Building a Climate-Resilient City: Electricity and information and communication technology infrastructure
This policy brief examines ways to build resilience in energy and information and communication technology (ICT) infrastructure as a contribution to building urban resilience to climate change.
The purpose of this work is to demonstrate connections between energy and ICT and other city infrastructure, showcase best practices for improving resilience within these sectors and provide recommendations for action to integrate qualities of resilience into this system.
- A warming and more variable climate stresses the electricity grid by increasing cooling demand requirements and by its exposure to climate shocks such as ice storms, droughts and tornados.

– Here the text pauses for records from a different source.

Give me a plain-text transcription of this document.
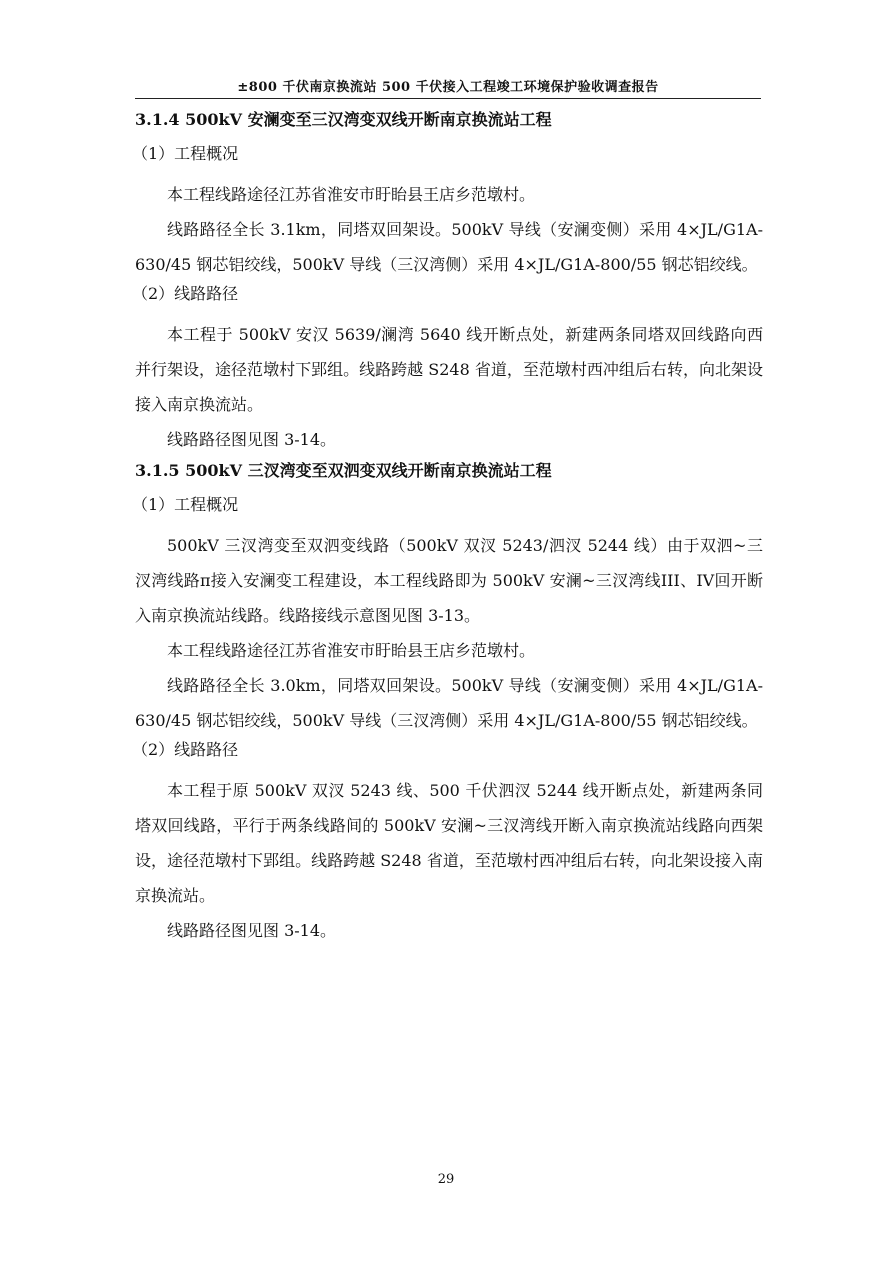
±800 千伏南京换流站 500 千伏接入工程竣工环境保护验收调查报告
3.1.4 500kV 安澜变至三汉湾变双线开断南京换流站工程
（1）工程概况

本工程线路途径江苏省淮安市盱眙县王店乡范墩村。

线路路径全长 3.1km，同塔双回架设。500kV 导线（安澜变侧）采用 4×JL/G1A-630/45 钢芯铝绞线，500kV 导线（三汉湾侧）采用 4×JL/G1A-800/55 钢芯铝绞线。

（2）线路路径

本工程于 500kV 安汉 5639/澜湾 5640 线开断点处，新建两条同塔双回线路向西并行架设，途径范墩村下郢组。线路跨越 S248 省道，至范墩村西冲组后右转，向北架设接入南京换流站。

线路路径图见图 3-14。

3.1.5 500kV 三汊湾变至双泗变双线开断南京换流站工程
（1）工程概况

500kV 三汊湾变至双泗变线路（500kV 双汊 5243/泗汊 5244 线）由于双泗~三汊湾线路π接入安澜变工程建设，本工程线路即为 500kV 安澜~三汊湾线III、IV回开断入南京换流站线路。线路接线示意图见图 3-13。

本工程线路途径江苏省淮安市盱眙县王店乡范墩村。

线路路径全长 3.0km，同塔双回架设。500kV 导线（安澜变侧）采用 4×JL/G1A-630/45 钢芯铝绞线，500kV 导线（三汊湾侧）采用 4×JL/G1A-800/55 钢芯铝绞线。

（2）线路路径

本工程于原 500kV 双汊 5243 线、500 千伏泗汊 5244 线开断点处，新建两条同塔双回线路，平行于两条线路间的 500kV 安澜~三汊湾线开断入南京换流站线路向西架设，途径范墩村下郢组。线路跨越 S248 省道，至范墩村西冲组后右转，向北架设接入南京换流站。

线路路径图见图 3-14。

29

- Conventional infrastructure design standards need to be strengthened to account for climate change impacts; the PIEVC protocol is a proven Canadian methodology.
- Renewable energy generation and storage technologies are modular and distributed, and provide resilience to climate shocks.
- ICT is naturally decentralized and modular, and has high climate resilience. Redundant landlines, Internet service provider diversity, emergency roaming and cell phone micro-charging backup systems will increase ICT climate resilience.
The Building a Climate-Resilient City series was prepared for the City of Edmonton and the City of Calgary by the Prairie Climate Centre, a collaboration between the University of Winnipeg and the International Institute for Sustainable Development. This series looks makes recommendations for steps that cities can take as part of their municipal adaptation planning to build their resilience to climate change. It explores three key principles of resilience building: robustness (strong design), redundancy (building extra capacity into systems to act as fail-safe networks) and resourcefulness (citizen empowerment).